Interesting post Laura, and as an "insider" (I work for Minnesota Department of Natural Resources) I understand how government complicates the issues of jurisdiction and protection. Definitions such as "navigable waters" only serve to cloud the issues and arm short sighted politicians with rhetoric.

Ideally we would all have a land ethic that recognizes the interconnectedness of all life and our responsibility as stewards of the land. And land use issues would be evaluated by this land ethic, and not by short term economic gain or political power. Ideally.
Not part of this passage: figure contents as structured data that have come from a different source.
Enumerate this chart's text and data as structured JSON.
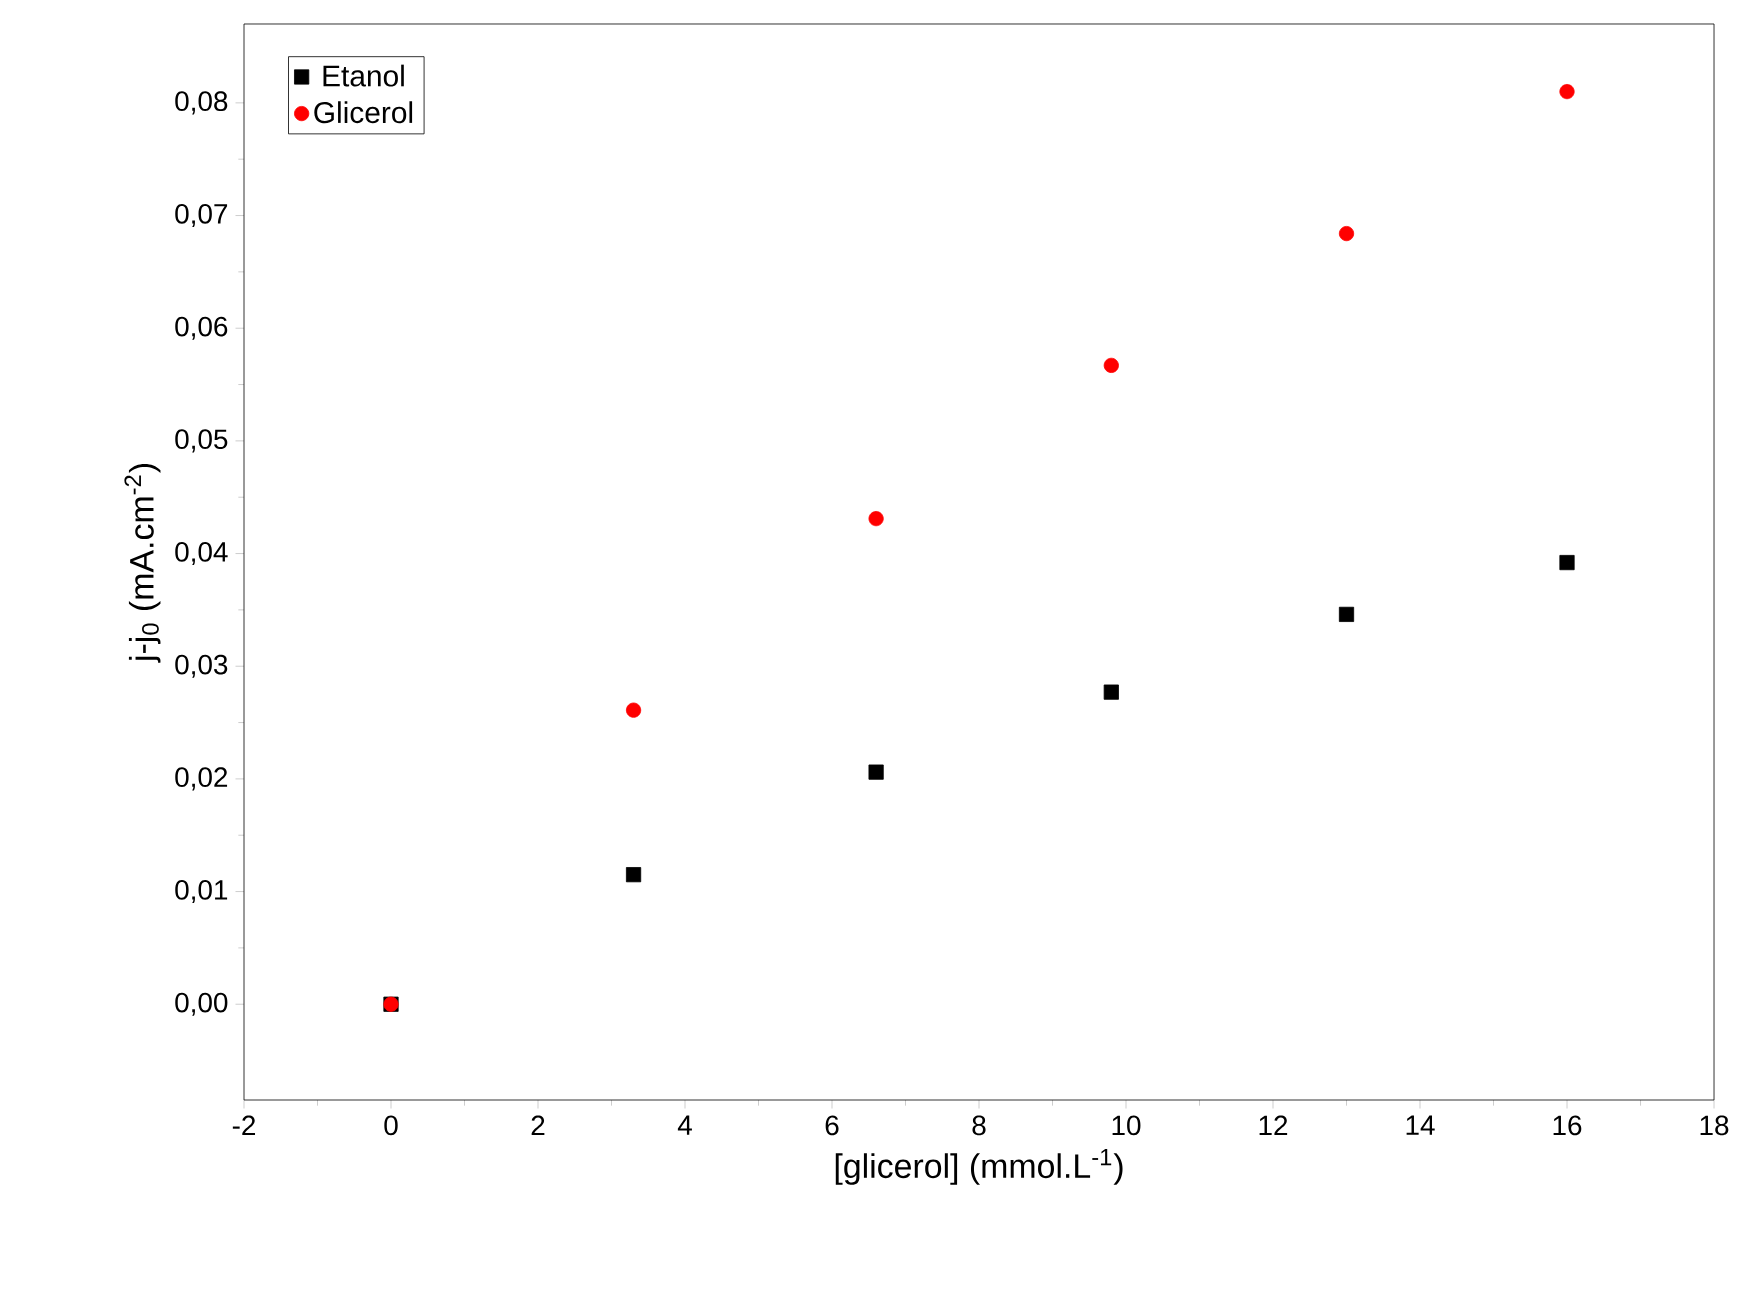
{
  "chart_data": {
    "type": "scatter",
    "xlabel": "[glicerol] (mmol.L$^{-1}$)",
    "ylabel": "j-j$_{0}$ (mA.cm$^{-2}$)",
    "xlim": [
      -2,
      18
    ],
    "ylim": [
      -0.0085,
      0.087
    ],
    "xticks": [
      -2,
      0,
      2,
      4,
      6,
      8,
      10,
      12,
      14,
      16,
      18
    ],
    "yticks": [
      {
        "value": 0,
        "label": "0,00"
      },
      {
        "value": 0.01,
        "label": "0,01"
      },
      {
        "value": 0.02,
        "label": "0,02"
      },
      {
        "value": 0.03,
        "label": "0,03"
      },
      {
        "value": 0.04,
        "label": "0,04"
      },
      {
        "value": 0.05,
        "label": "0,05"
      },
      {
        "value": 0.06,
        "label": "0,06"
      },
      {
        "value": 0.07,
        "label": "0,07"
      },
      {
        "value": 0.08,
        "label": "0,08"
      }
    ],
    "x": [
      0,
      3.3,
      6.6,
      9.8,
      13,
      16
    ],
    "series": [
      {
        "name": "Etanol",
        "color": "#000000",
        "marker": "square",
        "values": [
          0,
          0.0115,
          0.0206,
          0.0277,
          0.0346,
          0.0392
        ]
      },
      {
        "name": "Glicerol",
        "color": "#ff0000",
        "marker": "circle",
        "values": [
          0,
          0.0261,
          0.0431,
          0.0567,
          0.0684,
          0.081
        ]
      }
    ],
    "legend": "top left",
    "grid": false
  }
}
You've given me an idea for a series of blog posts on the creek that flows through my land, and the importance of this seemingly insignificant "ditch". A ditch that also happens to contain native brook trout.

Mugs said...

Laura 15 meters on each side of the ditch,is more than enough and I agree on leaving at least a couple meters unworked.
To be honest I've been in this field of work since I was a young boy, and sadly as usual the government is a decade or two late, the creeks are dead compared to when I was a boy.
Still though I feel farmers should be given a choice not dictated to, its their land.
Many are honest people, meaning well but governments and their good intentions that stomp over landowners rights do more damage than good,no offence Deb.
The ditches I'am refering to here need to be cleaned every four to seven years due to sediment, and lack of outlet for farm tiles.
I would also like to point out that because I call a waterway a ditch does not mean I have disrespect for the enviorment and our waterways, I just have less respect for government institutions, and departments that arrogantly rule with a heavy hand.
Deb I understand your views, and respect your position, it is about balance but however the days of paying the farm off in a few years are gone, regulations cost RURAL jurisdictions plenty, and property owners suffer.
Somehow some common sence has to shine thru naturally it will never be dictated.
off topic but you should see our government departments struggle with the ash borer here in southern Ontario.......sad, and they are losing badly.
Not a pretty site at all.

Nobody talks about lowering the starling population, so more native cavity nesting birds (northern flicker,various woodpeckers) that eat insects don't have to compete with more agressive non native birds for nesting holes, they just cut every ash down in sight.